Tinha passado meio dia e o eco da morte já tinha chegado a todos os arredores, levado pelo rebate do sino. Durante todo o dia, homens, mulheres e crianças foram-se dirigindo ao templo para prestarem as suas homenagens particulares ao falecido abade. Ubertino tinha ficado sentado na primeira fila, junto ao túmulo, de onde podia observar o perfil pétreo e solene do cadáver. Entretanto, chegou uma freira idosa ao templo. Os seus olhos, claros como a água e tragados pelas maçãs salientes do rosto no vazio das órbitas oculares, observaram prudentemente o interior por um breve instante. Cobria o corpo diminuto com o hábito branco da ordem beneditina e tinha o rosto delimitado pela touca, que lhe apertava as feições envelhecidas. Havia poucos meses que tinha entrado naquela igreja. Olhou, receosa, para um lado e para o outro e, com o requiem de fundo entoado pelos monges, aproximou-se, prudente, do estrado sobre o qual jazia o corpo do abade. Ubertino fixou o olhar nela assim que a viu. Os olhos de ambos encontraram-se por um instante e o monge estremeceu perante aquele olhar. Ajustou a sua túnica de frade ao pescoço, pensando que os tremores se deviam ao frio que invadira o templo.

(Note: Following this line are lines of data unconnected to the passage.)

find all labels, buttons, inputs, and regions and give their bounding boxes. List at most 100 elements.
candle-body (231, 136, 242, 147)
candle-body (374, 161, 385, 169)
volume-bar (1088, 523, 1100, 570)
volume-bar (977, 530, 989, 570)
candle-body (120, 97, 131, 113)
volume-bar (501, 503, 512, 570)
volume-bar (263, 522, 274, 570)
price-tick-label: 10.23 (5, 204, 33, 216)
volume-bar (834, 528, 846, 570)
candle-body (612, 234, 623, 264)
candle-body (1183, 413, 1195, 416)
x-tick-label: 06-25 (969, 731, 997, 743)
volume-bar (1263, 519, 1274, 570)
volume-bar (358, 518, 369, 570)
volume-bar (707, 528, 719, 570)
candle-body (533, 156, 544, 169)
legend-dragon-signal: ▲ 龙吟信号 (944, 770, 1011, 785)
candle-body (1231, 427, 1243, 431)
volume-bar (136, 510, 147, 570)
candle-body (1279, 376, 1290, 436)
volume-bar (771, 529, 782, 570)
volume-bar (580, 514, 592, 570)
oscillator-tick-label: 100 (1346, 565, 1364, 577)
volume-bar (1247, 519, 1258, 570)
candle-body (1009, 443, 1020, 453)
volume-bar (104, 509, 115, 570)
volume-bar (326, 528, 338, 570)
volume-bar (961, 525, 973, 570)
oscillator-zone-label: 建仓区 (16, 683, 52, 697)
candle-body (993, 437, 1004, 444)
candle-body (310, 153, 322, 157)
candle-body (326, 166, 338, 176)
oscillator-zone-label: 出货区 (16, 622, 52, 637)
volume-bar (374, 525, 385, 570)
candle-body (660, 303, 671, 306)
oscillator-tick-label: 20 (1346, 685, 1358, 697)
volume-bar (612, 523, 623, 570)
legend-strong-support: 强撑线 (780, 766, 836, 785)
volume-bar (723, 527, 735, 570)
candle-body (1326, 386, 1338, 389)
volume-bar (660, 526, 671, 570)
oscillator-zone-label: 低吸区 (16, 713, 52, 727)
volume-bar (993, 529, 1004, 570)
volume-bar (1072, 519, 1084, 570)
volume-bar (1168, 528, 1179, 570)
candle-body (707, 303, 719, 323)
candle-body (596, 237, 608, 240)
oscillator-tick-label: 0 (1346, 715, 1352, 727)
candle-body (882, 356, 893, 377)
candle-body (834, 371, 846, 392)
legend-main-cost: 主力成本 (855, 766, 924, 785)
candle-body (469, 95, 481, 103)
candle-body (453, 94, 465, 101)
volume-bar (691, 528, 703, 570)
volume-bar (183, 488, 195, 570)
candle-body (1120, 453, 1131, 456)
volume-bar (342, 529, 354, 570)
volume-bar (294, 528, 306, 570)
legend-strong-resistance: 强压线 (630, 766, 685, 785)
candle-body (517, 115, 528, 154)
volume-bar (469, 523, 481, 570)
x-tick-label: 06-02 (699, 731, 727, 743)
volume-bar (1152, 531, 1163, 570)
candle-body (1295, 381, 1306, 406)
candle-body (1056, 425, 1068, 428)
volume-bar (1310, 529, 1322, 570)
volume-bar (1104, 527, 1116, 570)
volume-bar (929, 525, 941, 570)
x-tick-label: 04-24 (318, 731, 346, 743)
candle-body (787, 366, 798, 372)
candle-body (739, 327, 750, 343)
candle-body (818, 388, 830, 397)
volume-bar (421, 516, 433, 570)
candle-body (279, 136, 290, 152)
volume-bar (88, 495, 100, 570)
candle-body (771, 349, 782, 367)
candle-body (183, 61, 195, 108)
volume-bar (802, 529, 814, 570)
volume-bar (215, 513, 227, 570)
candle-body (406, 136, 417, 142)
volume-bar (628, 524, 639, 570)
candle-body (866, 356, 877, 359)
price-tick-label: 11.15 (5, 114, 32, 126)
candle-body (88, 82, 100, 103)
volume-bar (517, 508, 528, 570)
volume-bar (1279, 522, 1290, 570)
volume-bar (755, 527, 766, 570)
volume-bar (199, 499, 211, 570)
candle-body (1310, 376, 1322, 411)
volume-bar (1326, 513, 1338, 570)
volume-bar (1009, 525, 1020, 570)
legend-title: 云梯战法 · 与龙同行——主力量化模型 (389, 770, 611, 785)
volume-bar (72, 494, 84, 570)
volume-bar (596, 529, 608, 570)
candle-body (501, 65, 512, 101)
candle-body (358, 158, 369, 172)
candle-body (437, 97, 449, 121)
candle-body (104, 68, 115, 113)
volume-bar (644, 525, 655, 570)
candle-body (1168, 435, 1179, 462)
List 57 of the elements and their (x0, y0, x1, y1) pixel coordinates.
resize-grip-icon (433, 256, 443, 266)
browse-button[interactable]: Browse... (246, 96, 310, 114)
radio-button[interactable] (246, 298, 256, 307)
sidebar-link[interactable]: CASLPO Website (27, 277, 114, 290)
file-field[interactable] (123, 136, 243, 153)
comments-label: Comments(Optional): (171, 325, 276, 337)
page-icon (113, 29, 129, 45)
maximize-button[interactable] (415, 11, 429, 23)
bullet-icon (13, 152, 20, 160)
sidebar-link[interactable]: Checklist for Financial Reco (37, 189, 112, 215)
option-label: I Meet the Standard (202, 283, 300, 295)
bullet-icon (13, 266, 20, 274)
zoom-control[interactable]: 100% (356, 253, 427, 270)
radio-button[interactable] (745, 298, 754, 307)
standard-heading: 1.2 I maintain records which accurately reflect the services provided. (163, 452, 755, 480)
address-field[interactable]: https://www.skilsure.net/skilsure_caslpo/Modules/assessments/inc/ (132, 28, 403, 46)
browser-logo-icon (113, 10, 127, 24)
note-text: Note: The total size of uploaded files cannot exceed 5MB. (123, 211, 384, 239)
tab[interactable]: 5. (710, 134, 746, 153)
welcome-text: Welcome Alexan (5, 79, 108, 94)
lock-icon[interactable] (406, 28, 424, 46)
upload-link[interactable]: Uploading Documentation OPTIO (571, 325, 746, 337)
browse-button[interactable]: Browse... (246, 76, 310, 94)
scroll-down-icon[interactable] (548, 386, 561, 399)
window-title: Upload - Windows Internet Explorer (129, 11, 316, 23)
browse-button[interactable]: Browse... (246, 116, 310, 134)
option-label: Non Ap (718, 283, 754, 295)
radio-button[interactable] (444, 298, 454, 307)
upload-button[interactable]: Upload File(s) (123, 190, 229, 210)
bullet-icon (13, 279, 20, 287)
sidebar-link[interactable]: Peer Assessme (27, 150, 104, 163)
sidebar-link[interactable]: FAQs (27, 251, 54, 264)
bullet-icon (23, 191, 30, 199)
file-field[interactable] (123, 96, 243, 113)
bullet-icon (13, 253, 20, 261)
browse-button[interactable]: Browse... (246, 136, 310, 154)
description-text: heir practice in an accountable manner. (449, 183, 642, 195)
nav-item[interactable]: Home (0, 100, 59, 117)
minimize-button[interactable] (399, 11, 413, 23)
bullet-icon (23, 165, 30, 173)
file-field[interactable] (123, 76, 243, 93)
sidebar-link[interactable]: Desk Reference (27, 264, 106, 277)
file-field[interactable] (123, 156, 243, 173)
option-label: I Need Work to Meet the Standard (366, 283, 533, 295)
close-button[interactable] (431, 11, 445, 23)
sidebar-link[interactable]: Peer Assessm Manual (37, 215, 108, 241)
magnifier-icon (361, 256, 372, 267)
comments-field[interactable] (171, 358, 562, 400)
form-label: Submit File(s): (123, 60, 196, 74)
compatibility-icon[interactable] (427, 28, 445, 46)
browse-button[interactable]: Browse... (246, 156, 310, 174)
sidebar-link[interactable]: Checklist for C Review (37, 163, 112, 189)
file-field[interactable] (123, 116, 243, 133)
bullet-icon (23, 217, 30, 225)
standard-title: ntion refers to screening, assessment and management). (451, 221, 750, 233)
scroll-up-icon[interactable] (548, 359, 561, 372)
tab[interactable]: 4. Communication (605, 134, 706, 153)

A mulher deteve-se diante de quem jazia, como se se tratasse de um Cristo dolente ali colocado para que o venerasse. Uma lágrima quase impercetível resvalou-lhe pela face. Pegou na mão inerte do abade. Ubertino levantou-se, alarmado, mas não saiu de onde se encontrava, como se tivesse ficado petrificado por uma espécie de força interior que o impedisse de interromper aquele momento entre os dois. A mulher olhou-o de soslaio e esboçou um sorriso melancólico. Depois, deu meia-volta e afastou-se. Ubertino tornou a sentar-se, desconcertado, vendo a idosa encaminhar-se para a porta com passos curtos e lentos, encurvada e pesarosa, até que acabou por a perder de vista. Olhou para o cadáver e perguntou-se quem poderia ser aquela mulher. Um estranho impulso fê-lo desejar sair dali a correr para lhe perguntar quem era, pois era evidente que conhecia o abade, mas a cerimónia fúnebre iniciava-se naquele instante e foi obrigado a manter-se no seu lugar. Nunca mais voltou a vê-la.
O enterro foi silencioso e rápido. Cumprindo a sua vontade expressa, a terra cobriu o corpo do defunto, que ia envolto numa manta de lã simples. Não quisera caixões nem madeiras que o isolassem da terra em que devia repousar. Sobre a tumba, foi colocada apenas uma simples cruz feita com dois paus de madeira de cedro, atados com uma corda. Depois, cada um dos monges afastou-se, pesaroso, para se dedicar aos seus afazeres habituais, interrompidos havia dias pela morte. A calma e o sossego pareceram regressar com o retomar implacável da vida pelos vivos e o inevitável abandono do defunto à solidão da morte». In Paloma Shanchez-Garnica, A Brisa do Oriente, 2009, tradução de Luís Coputinho, Saída de Emergência, 2012, ISBN 978-989-637-411-2.